2020.09.25 【九州・山口産業特集】長州産業バイオマスエネルギーシステム普及に力

岡本 社長

 長州産業(山口県山陽小野田市)は、太陽光発電システムに加え、バイオマスエネルギーシステム(BES)の普及に力を入れている。経済効果と環境保護を両立する手段として再生可能エネルギーの活用が求められる中、補助金も活用した企業の積極的導入を促進している。

 同社のBESは化学物質を使わず、微生物を活性化させて有機廃棄物を分解する。廃水を出さないため、土壌や河川を汚染しないことが強み。分解した廃棄物を燃料にして発電もできる。肥料の供給過多や、家畜の糞尿処理に関する環境規制の強化もあることから、廃棄物をエネルギーに変換して地産地消する処理方法に注目が集まっている。

 岡本晋社長は「従来のバイオマス処理施設と比較すると、当社のシステムは小型で設置しやすい点も強みだ」と話す。糞尿だけでなく、有機化合物であれば何でも処理できるため、食品工場など多様な分野で導入を進めている。

 生ごみや木材などの処理では、自治体とも連携を進めている。岡本社長は「ビジネスで一番大切なのは、どれだけ社会の役に立てるかということ。自治体との連携を通じて、より良い社会づくりに貢献したい」と語った。

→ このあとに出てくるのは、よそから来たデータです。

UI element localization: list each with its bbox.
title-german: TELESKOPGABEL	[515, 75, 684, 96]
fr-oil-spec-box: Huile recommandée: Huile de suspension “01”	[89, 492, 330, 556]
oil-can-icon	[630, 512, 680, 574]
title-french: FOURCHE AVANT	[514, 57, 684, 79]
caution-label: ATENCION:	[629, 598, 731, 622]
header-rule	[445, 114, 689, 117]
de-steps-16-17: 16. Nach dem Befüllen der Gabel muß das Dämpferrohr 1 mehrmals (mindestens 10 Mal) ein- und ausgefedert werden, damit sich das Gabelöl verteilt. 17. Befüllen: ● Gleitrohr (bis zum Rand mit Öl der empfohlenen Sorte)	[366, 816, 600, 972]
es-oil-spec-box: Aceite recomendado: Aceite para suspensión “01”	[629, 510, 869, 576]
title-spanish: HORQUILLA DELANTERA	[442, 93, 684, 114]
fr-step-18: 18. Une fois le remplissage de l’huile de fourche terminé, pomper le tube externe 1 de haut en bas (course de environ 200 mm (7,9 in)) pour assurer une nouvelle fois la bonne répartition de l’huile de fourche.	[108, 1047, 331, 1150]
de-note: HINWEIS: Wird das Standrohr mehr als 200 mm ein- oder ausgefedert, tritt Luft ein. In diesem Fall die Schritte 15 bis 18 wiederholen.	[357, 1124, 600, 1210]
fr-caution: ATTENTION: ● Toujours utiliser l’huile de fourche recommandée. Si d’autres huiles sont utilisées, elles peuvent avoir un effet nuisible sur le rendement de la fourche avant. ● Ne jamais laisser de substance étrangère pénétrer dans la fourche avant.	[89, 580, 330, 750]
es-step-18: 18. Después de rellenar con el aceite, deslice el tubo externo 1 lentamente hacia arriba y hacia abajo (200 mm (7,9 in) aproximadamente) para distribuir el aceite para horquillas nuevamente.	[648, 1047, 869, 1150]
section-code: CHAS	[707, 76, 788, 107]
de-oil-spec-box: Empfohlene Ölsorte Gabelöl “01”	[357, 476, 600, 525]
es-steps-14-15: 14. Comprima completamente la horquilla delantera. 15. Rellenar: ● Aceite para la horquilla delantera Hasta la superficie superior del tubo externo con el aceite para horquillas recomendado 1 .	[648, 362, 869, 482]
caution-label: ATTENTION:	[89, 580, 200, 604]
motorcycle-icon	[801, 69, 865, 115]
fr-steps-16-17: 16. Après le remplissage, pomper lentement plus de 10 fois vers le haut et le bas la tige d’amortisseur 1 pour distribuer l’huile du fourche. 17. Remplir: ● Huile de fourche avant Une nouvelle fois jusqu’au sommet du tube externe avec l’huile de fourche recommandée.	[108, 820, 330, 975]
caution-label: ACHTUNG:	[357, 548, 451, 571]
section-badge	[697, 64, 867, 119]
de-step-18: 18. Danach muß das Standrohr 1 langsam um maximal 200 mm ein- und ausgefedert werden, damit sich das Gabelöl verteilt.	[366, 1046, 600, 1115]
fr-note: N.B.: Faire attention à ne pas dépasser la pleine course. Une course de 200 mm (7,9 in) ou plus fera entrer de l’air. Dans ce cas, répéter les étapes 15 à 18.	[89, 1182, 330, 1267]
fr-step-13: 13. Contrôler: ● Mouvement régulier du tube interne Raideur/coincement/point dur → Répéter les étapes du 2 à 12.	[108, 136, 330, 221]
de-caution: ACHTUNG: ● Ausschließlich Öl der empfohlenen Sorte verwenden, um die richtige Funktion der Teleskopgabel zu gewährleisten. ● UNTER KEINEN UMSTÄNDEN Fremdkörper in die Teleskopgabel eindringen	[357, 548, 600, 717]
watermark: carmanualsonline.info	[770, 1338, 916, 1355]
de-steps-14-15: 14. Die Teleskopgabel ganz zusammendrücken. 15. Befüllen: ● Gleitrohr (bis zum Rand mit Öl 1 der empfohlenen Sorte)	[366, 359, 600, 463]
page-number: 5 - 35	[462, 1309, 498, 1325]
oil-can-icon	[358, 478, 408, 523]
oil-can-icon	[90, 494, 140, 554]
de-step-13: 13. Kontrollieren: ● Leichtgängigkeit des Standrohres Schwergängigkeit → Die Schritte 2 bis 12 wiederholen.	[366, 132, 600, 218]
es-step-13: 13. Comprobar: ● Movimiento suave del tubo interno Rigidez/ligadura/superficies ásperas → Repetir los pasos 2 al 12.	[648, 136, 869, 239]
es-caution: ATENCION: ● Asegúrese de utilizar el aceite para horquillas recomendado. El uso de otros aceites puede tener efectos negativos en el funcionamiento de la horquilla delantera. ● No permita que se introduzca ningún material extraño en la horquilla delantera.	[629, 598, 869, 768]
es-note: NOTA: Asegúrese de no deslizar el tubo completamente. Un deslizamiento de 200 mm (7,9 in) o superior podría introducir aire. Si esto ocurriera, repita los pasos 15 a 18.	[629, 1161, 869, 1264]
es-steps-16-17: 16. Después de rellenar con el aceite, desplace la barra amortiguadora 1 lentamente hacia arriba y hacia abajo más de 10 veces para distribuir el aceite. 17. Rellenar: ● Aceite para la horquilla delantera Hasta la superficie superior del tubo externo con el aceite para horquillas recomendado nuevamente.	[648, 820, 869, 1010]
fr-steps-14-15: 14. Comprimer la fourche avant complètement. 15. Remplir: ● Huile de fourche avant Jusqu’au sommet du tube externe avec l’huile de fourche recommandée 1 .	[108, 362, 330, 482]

 太陽光発電については、自家消費型のシステムを提案している。リースでの設置や初期投資0円の屋根貸モデルなど、電気代削減のの手段としても太陽光発電の利用価値が高まっている。

 7月から電力事業者の「みんな電力」と連携して、再生可能エネルギーだけで生活可能な「CICフレンズ」も進めている。太陽光発電システムだけでは賄えない分を、みんな電力が供給する再生エネルギーで補い、100%の再生エネルギー利用を実現する。

 岡本社長は「現状では再生可能エネルギーの電気はまだ高価だが、今後、環境価値が根付いて再エネ発電設備が増えれば、経済効果も期待できる」と強調した。